Despite the negative outlook, the kingdom’s ratings have demonstrated notable resilience with three consecutive rating affirmations by the three major credit rating agencies since the onset of the pandemic in March of this year, according to a press release on Monday.
Exceptional balance sheet strength and a track record of policy flexibility place Saudi Arabia in a favourable position to front these shocks.
Saudi Arabia’s economic support has proven more effective as compared with its peers. The GCC nation’s contraction in 2020, according to the International Monetary Fund (IMF), is predicted to be less severe than the G20 median, despite a significantly smaller support package.
The government’s commitment to medium-term consolidation and fiscal sustainability remains strong and has been supported by the swift implementation of structural fiscal measures.

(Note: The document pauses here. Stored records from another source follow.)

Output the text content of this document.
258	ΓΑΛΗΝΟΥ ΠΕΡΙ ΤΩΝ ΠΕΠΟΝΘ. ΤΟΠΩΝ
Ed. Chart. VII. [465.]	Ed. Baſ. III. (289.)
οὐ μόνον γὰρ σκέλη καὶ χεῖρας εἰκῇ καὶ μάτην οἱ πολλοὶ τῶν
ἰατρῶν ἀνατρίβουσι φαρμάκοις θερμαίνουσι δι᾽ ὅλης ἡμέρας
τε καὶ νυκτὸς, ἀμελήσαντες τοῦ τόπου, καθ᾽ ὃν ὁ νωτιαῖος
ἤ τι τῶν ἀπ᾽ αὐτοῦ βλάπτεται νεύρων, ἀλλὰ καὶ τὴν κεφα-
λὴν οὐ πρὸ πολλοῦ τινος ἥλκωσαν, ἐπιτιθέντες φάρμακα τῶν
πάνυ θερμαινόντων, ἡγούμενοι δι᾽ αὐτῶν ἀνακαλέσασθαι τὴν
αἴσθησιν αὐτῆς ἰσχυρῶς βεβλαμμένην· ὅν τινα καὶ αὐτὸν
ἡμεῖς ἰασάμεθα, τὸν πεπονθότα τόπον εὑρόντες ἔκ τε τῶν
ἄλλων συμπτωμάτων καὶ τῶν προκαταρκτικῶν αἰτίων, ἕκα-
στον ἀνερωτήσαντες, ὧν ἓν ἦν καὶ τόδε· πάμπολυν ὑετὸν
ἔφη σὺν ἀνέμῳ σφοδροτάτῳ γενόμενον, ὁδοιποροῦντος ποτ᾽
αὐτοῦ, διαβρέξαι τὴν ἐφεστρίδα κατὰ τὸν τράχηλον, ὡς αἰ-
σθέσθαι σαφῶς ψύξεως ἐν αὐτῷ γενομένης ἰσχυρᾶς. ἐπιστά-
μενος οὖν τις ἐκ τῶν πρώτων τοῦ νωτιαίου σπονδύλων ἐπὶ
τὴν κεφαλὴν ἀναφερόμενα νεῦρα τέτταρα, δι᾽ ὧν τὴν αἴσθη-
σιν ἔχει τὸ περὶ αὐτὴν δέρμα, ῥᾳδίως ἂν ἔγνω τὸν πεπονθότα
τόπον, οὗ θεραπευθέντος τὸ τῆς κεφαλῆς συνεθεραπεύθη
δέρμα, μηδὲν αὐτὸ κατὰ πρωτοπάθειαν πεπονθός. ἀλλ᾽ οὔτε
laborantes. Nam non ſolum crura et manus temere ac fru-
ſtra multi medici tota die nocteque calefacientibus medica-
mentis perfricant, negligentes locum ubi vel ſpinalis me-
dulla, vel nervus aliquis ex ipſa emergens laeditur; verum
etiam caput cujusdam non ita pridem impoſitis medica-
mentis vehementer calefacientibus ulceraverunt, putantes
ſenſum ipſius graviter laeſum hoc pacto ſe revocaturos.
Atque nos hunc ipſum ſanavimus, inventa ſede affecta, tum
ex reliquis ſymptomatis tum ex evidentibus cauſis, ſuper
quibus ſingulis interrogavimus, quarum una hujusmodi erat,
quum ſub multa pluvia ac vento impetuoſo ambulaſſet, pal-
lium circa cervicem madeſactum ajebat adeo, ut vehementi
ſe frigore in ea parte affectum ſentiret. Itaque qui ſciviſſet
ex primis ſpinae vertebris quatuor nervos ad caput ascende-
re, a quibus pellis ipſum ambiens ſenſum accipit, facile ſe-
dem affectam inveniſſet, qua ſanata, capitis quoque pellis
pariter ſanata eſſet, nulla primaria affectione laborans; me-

On this, Fitch said, “The government has taken a number of structural fiscal measures this year to limit the impact of lower oil prices and the coronavirus pandemic on public finances, demonstrating its commitment to fiscal consolidation."
The kingdom’s consolidation drive has structurally supported public finances and led to a remarkable revenue expansion.
Moreover, Fitch stressed that Saudi Arabia had amongst the strongest balance sheets for the rated countries, including one of the world's largest foreign reserves.
It also reduced its estimates on public debt from 38% of gross domestic product (GDP) in April to 35% of GDP for 2020.